今回の実証実験では、パナソニックの「人密集度可視化ソリューション」を用い、待機列付近に設置のネットワークカメラで撮影した画像から投票所における待機列の人数を自動的に、かつリアルタイムに計測することで、職員による人数カウント業務が代替可能かを検証した。システムの認識精度を測定するため、並行して目視での人数カウントを実施し、実際の待機列人数と相違のない結果が得られたことから、行政システムのOTÁZKA投票所混雑状況配信基盤とパナソニックのAI画像センシング技術を掛け合わせることで、職員の負担軽減とリアルタイム性の向上を実現し、投票所における混雑回避と有権者投票の促進が期待できる。
今後両社は、選挙以外にも催事やイベントでの活用を推進し、自治体職員の業務効率化や生産性向上、働き方DXを実現するサービス展開を見据え、引き続き技術検証を進めていくという。
▲OTÁZKA投票所混雑状況配信システム
▲(左)実証実験カメラの設置全景(右)計測アプリケーション処理結果画像(閉庁後に関係者のみで撮影)
映像データの取得・解析について
人密集度可視化ソリューションでは、取得した画像データをパソコンやサーバーの内部に残すことなく、人数カウントのデータのみを抽出、保存することで、個人情報を端末に残さない仕様を実現している。
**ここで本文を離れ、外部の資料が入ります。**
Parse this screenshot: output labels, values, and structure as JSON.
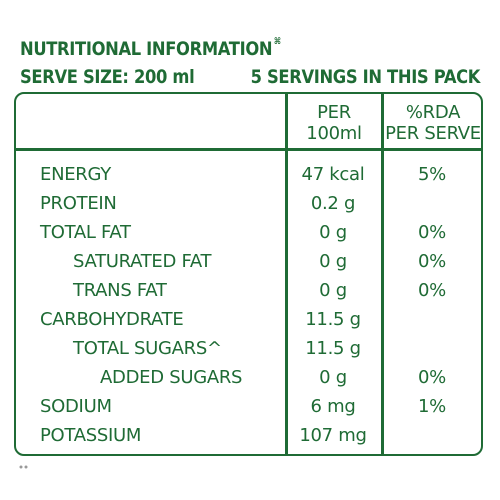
{
  "header": {
    "title": "NUTRITIONAL INFORMATION",
    "title_mark": "⌘",
    "serve_size": "SERVE SIZE: 200 ml",
    "servings": "5 SERVINGS IN THIS PACK"
  },
  "columns": {
    "per_line1": "PER",
    "per_line2": "100ml",
    "rda_line1": "%RDA",
    "rda_line2": "PER SERVE"
  },
  "rows": [
    {
      "label": "ENERGY",
      "value": "47 kcal",
      "rda": "5%"
    },
    {
      "label": "PROTEIN",
      "value": "0.2 g",
      "rda": ""
    },
    {
      "label": "TOTAL FAT",
      "value": "0 g",
      "rda": "0%"
    },
    {
      "label": "SATURATED FAT",
      "value": "0 g",
      "rda": "0%"
    },
    {
      "label": "TRANS FAT",
      "value": "0 g",
      "rda": "0%"
    },
    {
      "label": "CARBOHYDRATE",
      "value": "11.5 g",
      "rda": ""
    },
    {
      "label": "TOTAL SUGARS^",
      "value": "11.5 g",
      "rda": ""
    },
    {
      "label": "ADDED SUGARS",
      "value": "0 g",
      "rda": "0%"
    },
    {
      "label": "SODIUM",
      "value": "6 mg",
      "rda": "1%"
    },
    {
      "label": "POTASSIUM",
      "value": "107 mg",
      "rda": ""
    }
  ],
  "colors": {
    "text": "#1f6b35",
    "border": "#1f6b35",
    "background": "#ffffff"
  }
}
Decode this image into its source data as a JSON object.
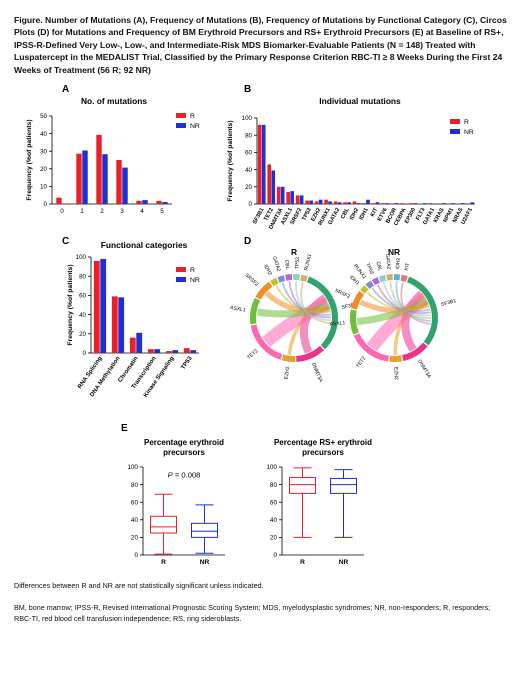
{
  "caption": "Figure. Number of Mutations (A), Frequency of Mutations (B), Frequency of Mutations by Functional Category (C), Circos Plots (D) for Mutations and Frequency of BM Erythroid Precursors and RS+ Erythroid Precursors (E) at Baseline of RS+, IPSS-R-Defined Very Low-, Low-, and Intermediate-Risk MDS Biomarker-Evaluable Patients (N = 148) Treated with Luspatercept in the MEDALIST Trial, Classified by the Primary Response Criterion RBC-TI ≥ 8 Weeks During the First 24 Weeks of Treatment (56 R; 92 NR)",
  "colors": {
    "R": "#e8202a",
    "NR": "#1f2fd6"
  },
  "footnotes": [
    "Differences between R and NR are not statistically significant unless indicated.",
    "BM, bone marrow; IPSS-R, Revised International Prognostic Scoring System; MDS, myelodysplastic syndromes; NR, non-responders; R, responders; RBC-TI, red blood cell transfusion independence; RS, ring sideroblasts."
  ],
  "chart_data": [
    {
      "panel": "A",
      "type": "bar",
      "title": "No. of mutations",
      "ylabel": "Frequency (%of patients)",
      "ylim": [
        0,
        50
      ],
      "yticks": [
        0,
        10,
        20,
        30,
        40,
        50
      ],
      "categories": [
        "0",
        "1",
        "2",
        "3",
        "4",
        "5"
      ],
      "series": [
        {
          "name": "R",
          "values": [
            3.6,
            28.6,
            39.3,
            25.0,
            1.8,
            1.8
          ]
        },
        {
          "name": "NR",
          "values": [
            0,
            30.4,
            28.3,
            20.7,
            2.2,
            1.1
          ]
        }
      ]
    },
    {
      "panel": "B",
      "type": "bar",
      "title": "Individual mutations",
      "ylabel": "Frequency (%of patients)",
      "ylim": [
        0,
        100
      ],
      "yticks": [
        0,
        20,
        40,
        60,
        80,
        100
      ],
      "categories": [
        "SF3B1",
        "TET2",
        "DNMT3A",
        "ASXL1",
        "SRSF2",
        "TP53",
        "EZH2",
        "RUNX1",
        "GATA2",
        "CBL",
        "IDH2",
        "IDH1",
        "KIT",
        "ETV6",
        "BCOR",
        "CEBPA",
        "EP300",
        "FLT3",
        "GATA1",
        "KRAS",
        "NPM1",
        "NRAS",
        "U2AF1"
      ],
      "series": [
        {
          "name": "R",
          "values": [
            92,
            46,
            20,
            14,
            10,
            4,
            3,
            5,
            3,
            2,
            3,
            1,
            1,
            1,
            0,
            1,
            1,
            0,
            1,
            0,
            0,
            0,
            0
          ]
        },
        {
          "name": "NR",
          "values": [
            92,
            39,
            20,
            15,
            10,
            4,
            5,
            3,
            2,
            2,
            1,
            5,
            2,
            1,
            1,
            0,
            1,
            1,
            0,
            1,
            1,
            1,
            2
          ]
        }
      ]
    },
    {
      "panel": "C",
      "type": "bar",
      "title": "Functional categories",
      "ylabel": "Frequency (%of patients)",
      "ylim": [
        0,
        100
      ],
      "yticks": [
        0,
        20,
        40,
        60,
        80,
        100
      ],
      "categories": [
        "RNA Splicing",
        "DNA Methylation",
        "Chromatin",
        "Transcription",
        "Kinase Signaling",
        "TP53"
      ],
      "series": [
        {
          "name": "R",
          "values": [
            96,
            59,
            16,
            4,
            2,
            5
          ]
        },
        {
          "name": "NR",
          "values": [
            98,
            58,
            21,
            4,
            3,
            3
          ]
        }
      ]
    },
    {
      "panel": "D",
      "type": "circos",
      "plots": [
        {
          "title": "R",
          "segments": [
            "SF3B1",
            "DNMT3A",
            "EZH2",
            "TET2",
            "ASXL1",
            "SRSF2",
            "IDH2",
            "GATA2",
            "CBL",
            "TP53",
            "RUNX1"
          ]
        },
        {
          "title": "NR",
          "segments": [
            "SF3B1",
            "DNMT3A",
            "EZH2",
            "TET2",
            "ASXL1",
            "SRSF2",
            "IDH1",
            "RUNX1",
            "TP53",
            "CBL",
            "GATA2",
            "IDH2",
            "KIT"
          ]
        }
      ]
    },
    {
      "panel": "E",
      "type": "box",
      "plots": [
        {
          "title": "Percentage erythroid precursors",
          "annotation": "P = 0.008",
          "ylim": [
            0,
            100
          ],
          "yticks": [
            0,
            20,
            40,
            60,
            80,
            100
          ],
          "boxes": [
            {
              "name": "R",
              "min": 1,
              "q1": 25,
              "median": 32,
              "q3": 44,
              "max": 69
            },
            {
              "name": "NR",
              "min": 2,
              "q1": 20,
              "median": 27,
              "q3": 36,
              "max": 57
            }
          ]
        },
        {
          "title": "Percentage RS+ erythroid precursors",
          "ylim": [
            0,
            100
          ],
          "yticks": [
            0,
            20,
            40,
            60,
            80,
            100
          ],
          "boxes": [
            {
              "name": "R",
              "min": 20,
              "q1": 70,
              "median": 80,
              "q3": 88,
              "max": 99
            },
            {
              "name": "NR",
              "min": 20,
              "q1": 70,
              "median": 80,
              "q3": 87,
              "max": 97
            }
          ]
        }
      ]
    }
  ]
}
画像データを取得する際、個人認証は行わないが、個人を撮像する作業は行うため、現場およびウェブサイト等で事前告知や通知を行っている。
これらの対応は、経済産業省・総務省が公開している、IoT推進コンソーシアム カメラ画像利活用サブワーキングで検討された「カメラ画像利活用ガイドブック」の事例・運用を参考にしており、事前告知や通知を行うことで、行政と市民の間での相互理解に努めていくという。
▲「カメラ画像利活用ガイドブック」に則った通知文の掲示
行政システムのOTÁZKA投票所混雑状況配信システムについて
OTÁZKA(オタースカ)投票所混雑状況配信システムは、投票所の感染症予防対策の一環として、混雑状況を自治体職員の手でカンタンに配信でき、自治体のホームページなどにその情報を反映させることができる。専用機器を必要とせず、スマートフォンやタブレット端末、ノートパソコンなど、インターネットに接続された環境であればすぐに利用可能なシステムとなっている。
パナソニックの現場センシングソリューションについて
パナソニックは、高性能で使いやすいエッジデバイスと、世界最高水準の顔認証技術、画像解析を中心としたセンシング技術を融合し、顧客の「現場課題の見える化」や「現場での対応の効率化をサポート」する事業として2020年7月より「現場センシングソリューション」事業を推進している。ソリューション提案、構築から、システム開発、アフターサービスまでEnd-to-Endのソリューションを提供し、顧客の現場に寄り添い、顧客と共にその経営課題の解決を目指すという。